The edges returned by either traversal Iterator
are represented as tuples of three values: two nodes, and a boolean. When true, the last value indicates that the edge produces a cut between two nodes in a cyclic graph.
use gamma::graph::HashGraph;
use gamma::traversal::depth_first;
fn main() {
let graph = HashGraph::build(vec![ 0, 1, 2 ], vec![
(&0, &1, ()),
(&1, &2, ()),
(&2, &0, ()),
]).unwrap();
let traversal = depth_first(&graph, &0).unwrap();
assert_eq!(traversal.collect::<Vec<_>>(), vec![
(&0, &1, false),
(&1, &2, false),
(&2, &0, true)
]);
}
The above example uses the #collect
transformation to create a Vec
of edges, but much more is possible. For example, we can filter everything but cycle cut edges:
use gamma::graph::HashGraph;
use gamma:traversal::breadth_first;
fn main() {
let graph = HashGraph::build(vec![ 0, 1, 2 ], vec![
(&0, &1, ()),
(&1, &2, ()),
(&2, &0, ()),
]).unwrap();
let traversal = depth_first(&graph, &0).unwrap();
let cuts = traversal.filter(|edge| edge.2);
assert_eq!(cuts.collect::<Vec<_>>(), vec![
(&2, &0, true)
]);
}
Breath-first traversal works in exactly the same way:
use gamma::graph::HashGraph;
use gamma::traversal::breadth_first;
fn main() {
let graph = HashGraph::build(vec![ 0, 1, 2 ], vec![
(&0, &1, ()),
(&1, &2, ()),
(&2, &0, ()),
]).unwrap();
let traversal = breadth_first(&graph, &0).unwrap();
assert_eq!(traversal.collect::<Vec<_>>(), vec![
(&0, &1, false),
(&0, &2, false),
(&1, &2, true)
]);
}
Other Work
I recently reviewed Rust's most widely-used graph crate, Petgraph. Aside from being much less mature, Gamma differs in other important ways:
- Petgraph has no
Graph
trait. - Petgraph's graph types use opaque node pointers rather than the direct node manipulation offered by Gamma.

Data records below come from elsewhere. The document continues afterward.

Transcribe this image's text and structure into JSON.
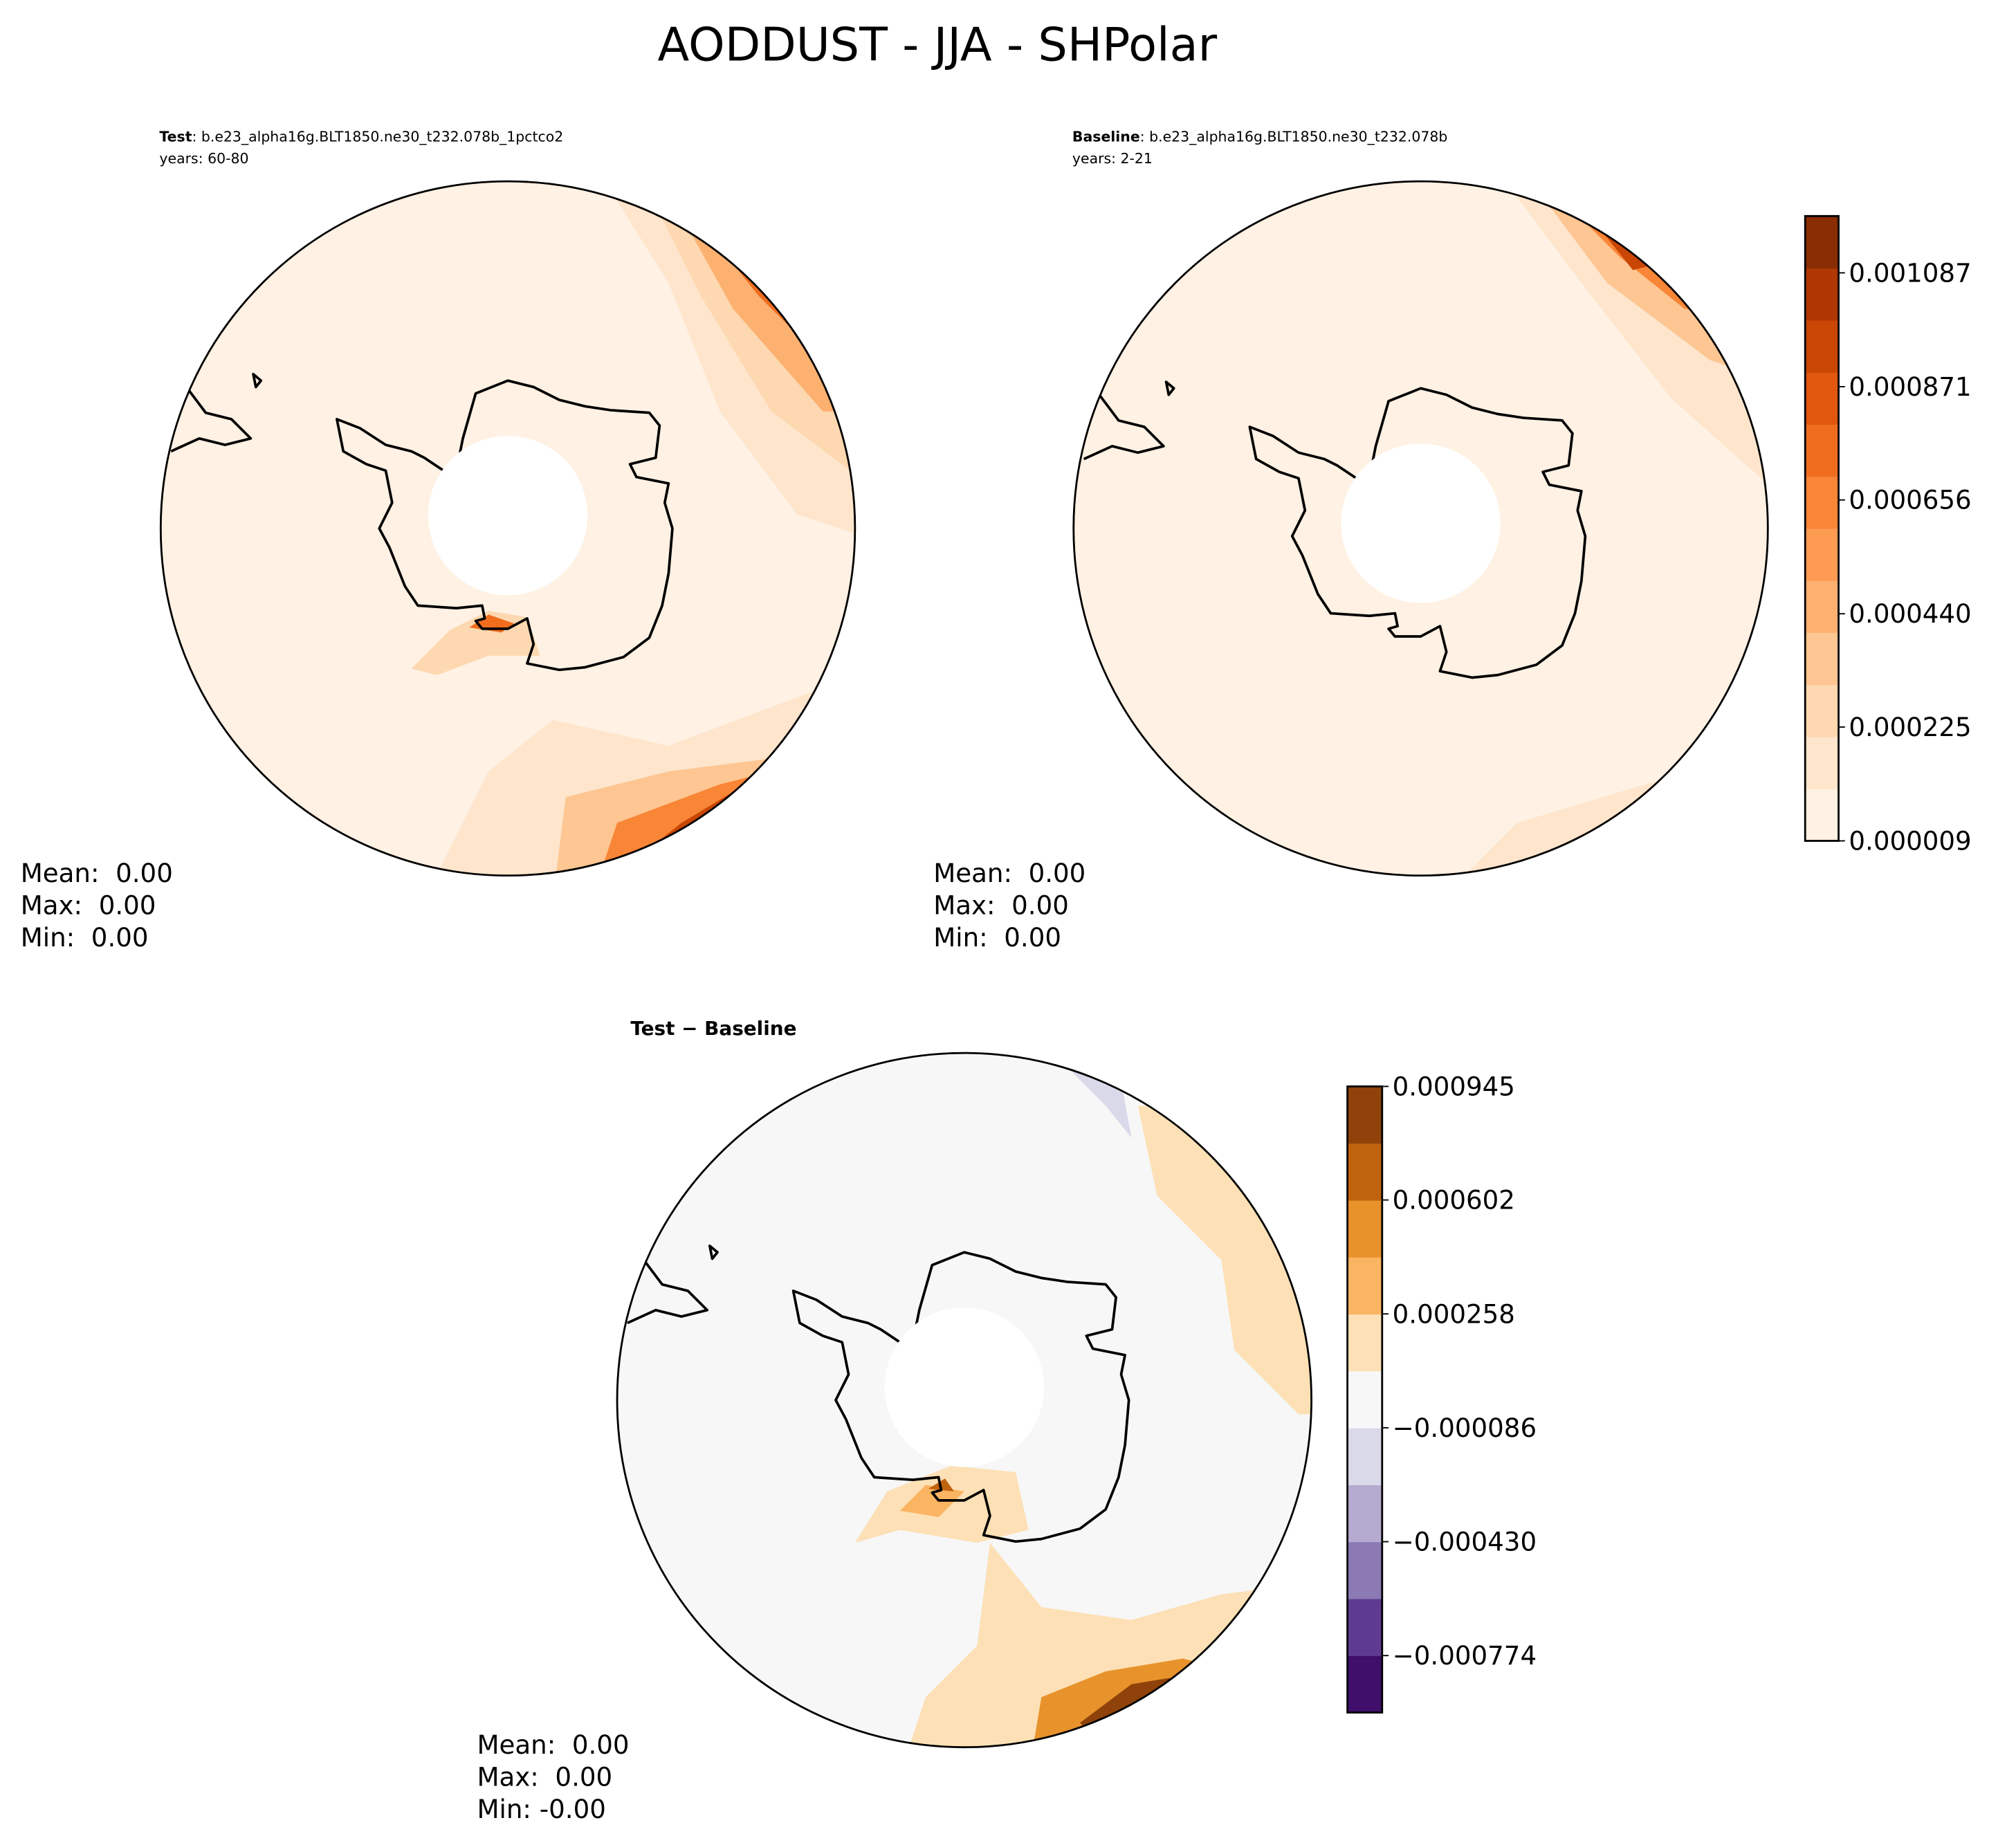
{
  "title": "AODDUST - JJA - SHPolar",
  "panels": [
    {
      "label": "Test",
      "case": ": b.e23_alpha16g.BLT1850.ne30_t232.078b_1pctco2",
      "years": "years: 60-80",
      "stats": [
        "Mean:  0.00",
        "Max:  0.00",
        "Min:  0.00"
      ]
    },
    {
      "label": "Baseline",
      "case": ": b.e23_alpha16g.BLT1850.ne30_t232.078b",
      "years": "years: 2-21",
      "stats": [
        "Mean:  0.00",
        "Max:  0.00",
        "Min:  0.00"
      ]
    },
    {
      "title": "Test − Baseline",
      "stats": [
        "Mean:  0.00",
        "Max:  0.00",
        "Min: -0.00"
      ]
    }
  ],
  "colorbars": [
    {
      "clim": [
        9e-06,
        0.0011948
      ],
      "colors": [
        "#fff1e3",
        "#fee5cc",
        "#fdd8b0",
        "#fdc692",
        "#fdb171",
        "#fd9b52",
        "#f98536",
        "#f06d1e",
        "#e1570d",
        "#c94605",
        "#ae3703",
        "#8a2c04"
      ],
      "ticks": [
        9e-06,
        0.000225,
        {
          "value": 0.00044,
          "label": "0.000440"
        },
        0.000656,
        0.000871,
        0.001087
      ]
    },
    {
      "clim": [
        -0.000946,
        0.000945
      ],
      "colors": [
        "#3f0f6b",
        "#5f3a91",
        "#8b7ab3",
        "#b5aacf",
        "#d9d9ea",
        "#f7f7f7",
        "#fde0b6",
        "#fbb462",
        "#e8922c",
        "#c0630f",
        "#8f430a"
      ],
      "ticks": [
        {
          "value": -0.000774,
          "label": "−0.000774"
        },
        {
          "value": -0.00043,
          "label": "−0.000430"
        },
        {
          "value": -8.6e-05,
          "label": "−0.000086"
        },
        0.000258,
        0.000602,
        0.000945
      ]
    }
  ]
}
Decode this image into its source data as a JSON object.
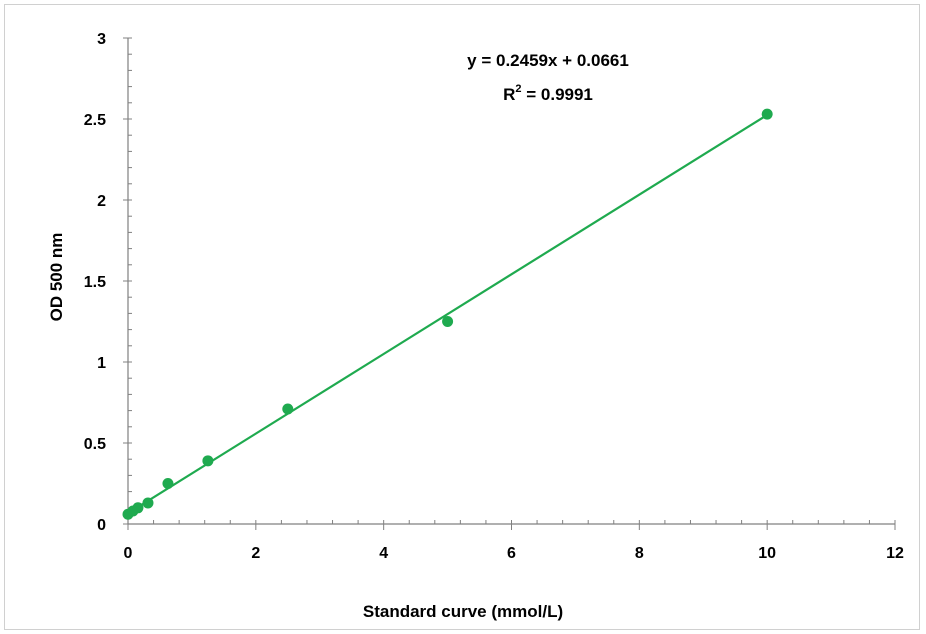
{
  "chart_data": {
    "type": "scatter",
    "xlabel": "Standard curve (mmol/L)",
    "ylabel": "OD 500 nm",
    "xlim": [
      0,
      12
    ],
    "ylim": [
      0,
      3
    ],
    "x_ticks": [
      0,
      2,
      4,
      6,
      8,
      10,
      12
    ],
    "y_ticks": [
      0,
      0.5,
      1,
      1.5,
      2,
      2.5,
      3
    ],
    "x_tick_labels": [
      "0",
      "2",
      "4",
      "6",
      "8",
      "10",
      "12"
    ],
    "y_tick_labels": [
      "0",
      "0.5",
      "1",
      "1.5",
      "2",
      "2.5",
      "3"
    ],
    "grid": false,
    "series": [
      {
        "x": [
          0,
          0.078,
          0.156,
          0.3125,
          0.625,
          1.25,
          2.5,
          5,
          10
        ],
        "y": [
          0.06,
          0.08,
          0.1,
          0.13,
          0.25,
          0.39,
          0.71,
          1.25,
          2.53
        ],
        "color": "#1faa4f"
      }
    ],
    "trendline": {
      "slope": 0.2459,
      "intercept": 0.0661,
      "color": "#1faa4f",
      "equation": "y = 0.2459x + 0.0661",
      "r2_label": "R",
      "r2_sup": "2",
      "r2_value": " = 0.9991"
    }
  }
}
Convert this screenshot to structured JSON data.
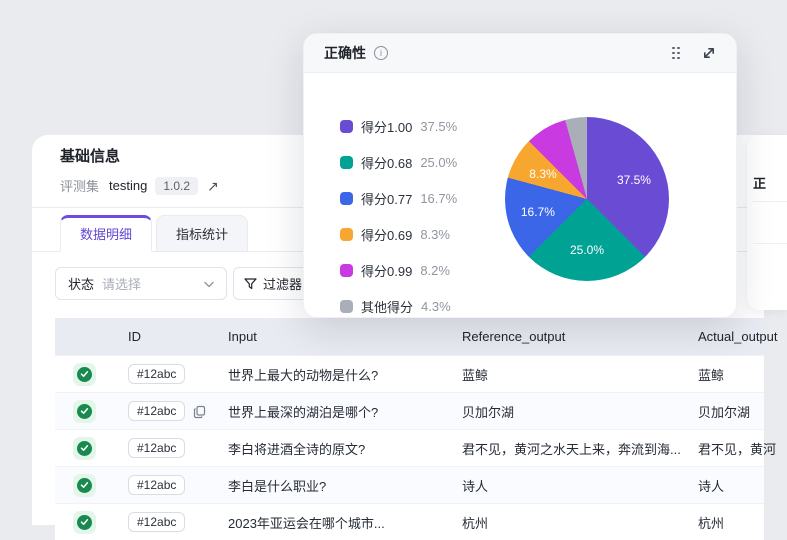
{
  "colors": {
    "accent_purple": "#6D4AE0",
    "status_green": "#188A4F",
    "page_bg": "#EAEBEF",
    "table_header_bg": "#E9EBF2"
  },
  "panel": {
    "title": "基础信息",
    "dataset": {
      "label": "评测集",
      "name": "testing",
      "version": "1.0.2"
    },
    "tabs": [
      {
        "label": "数据明细"
      },
      {
        "label": "指标统计"
      }
    ],
    "filter": {
      "status_label": "状态",
      "status_placeholder": "请选择",
      "filter_button_label": "过滤器"
    },
    "table": {
      "columns": [
        "",
        "ID",
        "Input",
        "Reference_output",
        "Actual_output"
      ],
      "rows": [
        {
          "status": "pass",
          "id": "#12abc",
          "copy": false,
          "input": "世界上最大的动物是什么?",
          "reference_output": "蓝鲸",
          "actual_output": "蓝鲸"
        },
        {
          "status": "pass",
          "id": "#12abc",
          "copy": true,
          "input": "世界上最深的湖泊是哪个?",
          "reference_output": "贝加尔湖",
          "actual_output": "贝加尔湖"
        },
        {
          "status": "pass",
          "id": "#12abc",
          "copy": false,
          "input": "李白将进酒全诗的原文?",
          "reference_output": "君不见，黄河之水天上来，奔流到海...",
          "actual_output": "君不见，黄河"
        },
        {
          "status": "pass",
          "id": "#12abc",
          "copy": false,
          "input": "李白是什么职业?",
          "reference_output": "诗人",
          "actual_output": "诗人"
        },
        {
          "status": "pass",
          "id": "#12abc",
          "copy": false,
          "input": "2023年亚运会在哪个城市...",
          "reference_output": "杭州",
          "actual_output": "杭州"
        }
      ]
    }
  },
  "modal": {
    "title": "正确性",
    "chart_data": {
      "type": "pie",
      "title": "正确性",
      "legend_position": "left",
      "slices": [
        {
          "label": "得分1.00",
          "percent": 37.5,
          "color": "#6A4BD4",
          "show_on_slice": true
        },
        {
          "label": "得分0.68",
          "percent": 25.0,
          "color": "#00A294",
          "show_on_slice": true
        },
        {
          "label": "得分0.77",
          "percent": 16.7,
          "color": "#3B66E8",
          "show_on_slice": true
        },
        {
          "label": "得分0.69",
          "percent": 8.3,
          "color": "#F7A72F",
          "show_on_slice": true
        },
        {
          "label": "得分0.99",
          "percent": 8.2,
          "color": "#C93BE0",
          "show_on_slice": false
        },
        {
          "label": "其他得分",
          "percent": 4.3,
          "color": "#A9AEB8",
          "show_on_slice": false
        }
      ]
    }
  },
  "right_card": {
    "visible_text": "正"
  }
}
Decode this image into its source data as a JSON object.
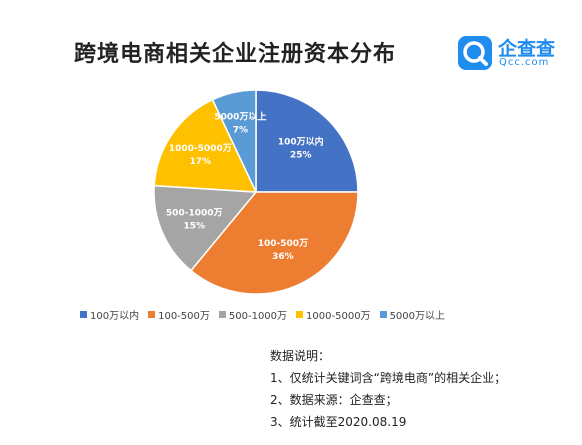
{
  "header": {
    "title": "跨境电商相关企业注册资本分布"
  },
  "logo": {
    "name": "企查查",
    "sub": "Qcc.com"
  },
  "chart_data": {
    "type": "pie",
    "title": "跨境电商相关企业注册资本分布",
    "categories": [
      "100万以内",
      "100-500万",
      "500-1000万",
      "1000-5000万",
      "5000万以上"
    ],
    "values": [
      25,
      36,
      15,
      17,
      7
    ],
    "value_labels": [
      "25%",
      "36%",
      "15%",
      "17%",
      "7%"
    ],
    "colors": [
      "#4472c4",
      "#ed7d31",
      "#a5a5a5",
      "#ffc000",
      "#5b9bd5"
    ],
    "legend": "bottom"
  },
  "notes": {
    "heading": "数据说明：",
    "lines": [
      "1、仅统计关键词含“跨境电商”的相关企业；",
      "2、数据来源：企查查；",
      "3、统计截至2020.08.19"
    ]
  },
  "icons": [
    "qcc-logo-icon"
  ]
}
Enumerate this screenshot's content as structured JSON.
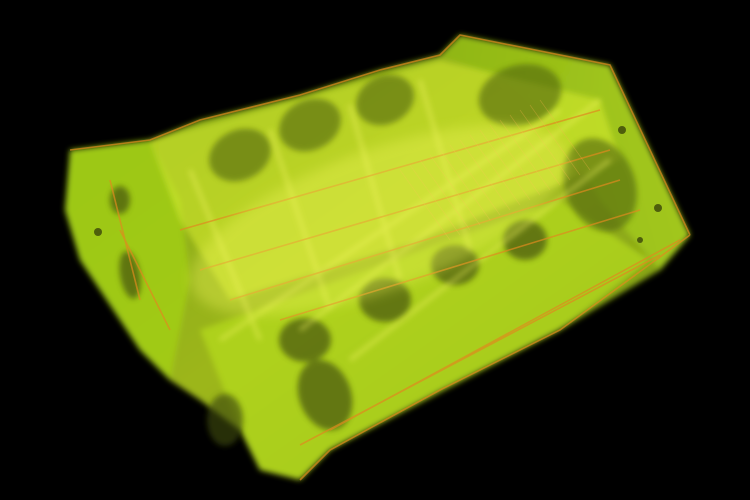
{
  "scene": {
    "subject": "engine-block-volume-render",
    "background_color": "#000000",
    "colors": {
      "body": "#b7e21b",
      "body_bright": "#e3f23a",
      "body_dark": "#6f9a0f",
      "edge_orange": "#e08a1e",
      "hole_dark": "#3d4a08"
    }
  }
}
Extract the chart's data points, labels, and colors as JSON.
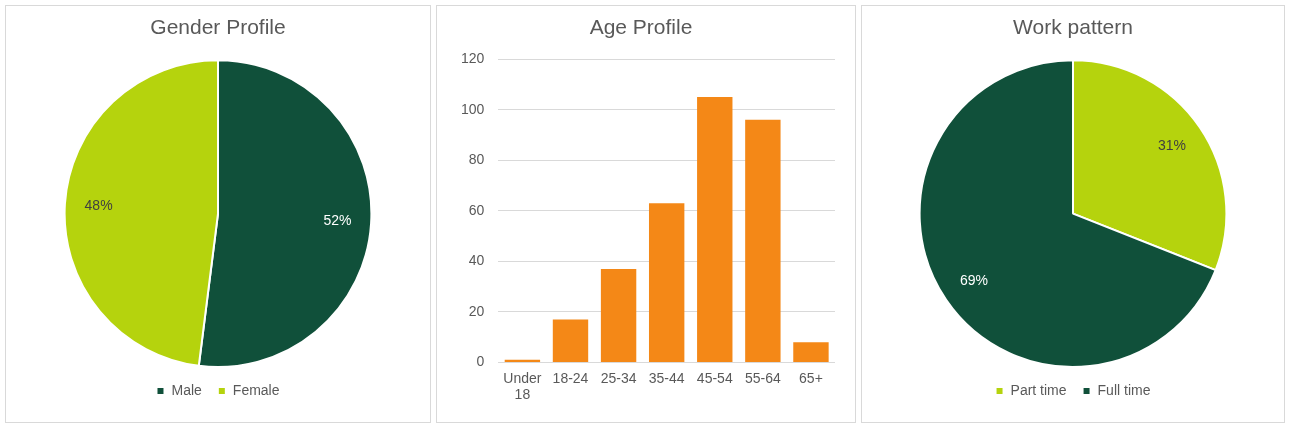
{
  "chart_data": [
    {
      "type": "pie",
      "title": "Gender Profile",
      "categories": [
        "Male",
        "Female"
      ],
      "values": [
        52,
        48
      ],
      "colors": [
        "#10503a",
        "#b5d30d"
      ],
      "value_labels": [
        "52%",
        "48%"
      ],
      "legend": "bottom"
    },
    {
      "type": "bar",
      "title": "Age Profile",
      "categories": [
        "Under 18",
        "18-24",
        "25-34",
        "35-44",
        "45-54",
        "55-64",
        "65+"
      ],
      "values": [
        1,
        17,
        37,
        63,
        105,
        96,
        8
      ],
      "color": "#f48817",
      "ylim": [
        0,
        120
      ],
      "yticks": [
        0,
        20,
        40,
        60,
        80,
        100,
        120
      ],
      "grid": "y",
      "legend": false
    },
    {
      "type": "pie",
      "title": "Work pattern",
      "categories": [
        "Part time",
        "Full time"
      ],
      "values": [
        31,
        69
      ],
      "colors": [
        "#b5d30d",
        "#10503a"
      ],
      "value_labels": [
        "31%",
        "69%"
      ],
      "legend": "bottom"
    }
  ]
}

- Petgraph has four not-quite-interchangeable graph types.
- Some Petgraph functions will not work across all graph types.
These limitations made Petgraph less than ideal for the cheminformatics applications I'm planning.
Graphlib offers another take on the Rust graph library. Unfortunately it too organizes itself around a concrete implementation of graph, rather than a trait.
A handful of miscellaneous graph crates can also be found on crates.io.
Gamma's design parts company with things that have been previously written about graphs in Rust. For example, Idiomatic tree and graph like structures in Rust leads the discussion with a more complicated model involving reference counting and nodes that maintain references to neighbors. That model could be used with Gamma, but there wouldn't be much point. Other discussion suggests starting with a Typed Arena. Similar advice appears in this document. However, Gamma proves this approach to be unnecessary, at least within the scope of its requirements. Gamma likewise demonstrates vector indices to be unnecessary. Gamma brings the full power of the Rust compiler to bear for every use of Graph
.
Future Work
Future work on Gamma will focus on two goals:
- Refinement of the
Graph
trait. It should be easy to implement graphs with a variety of different internal representations. Whether or not the current design achieves that goal remains to be seen. - Implementation of graph algorithms, specifically: matching; subgraph isomorphism; and relevant cycle perception.
Conclusions
Gamma is a new graph library for Rust based around a streamlined, flexible Graph
trait. The Gamma crate includes a reference Graph
implementation along with two Iterator
-based traversals. Future work will focus on adding graph algorithms useful for cheminformatics applications.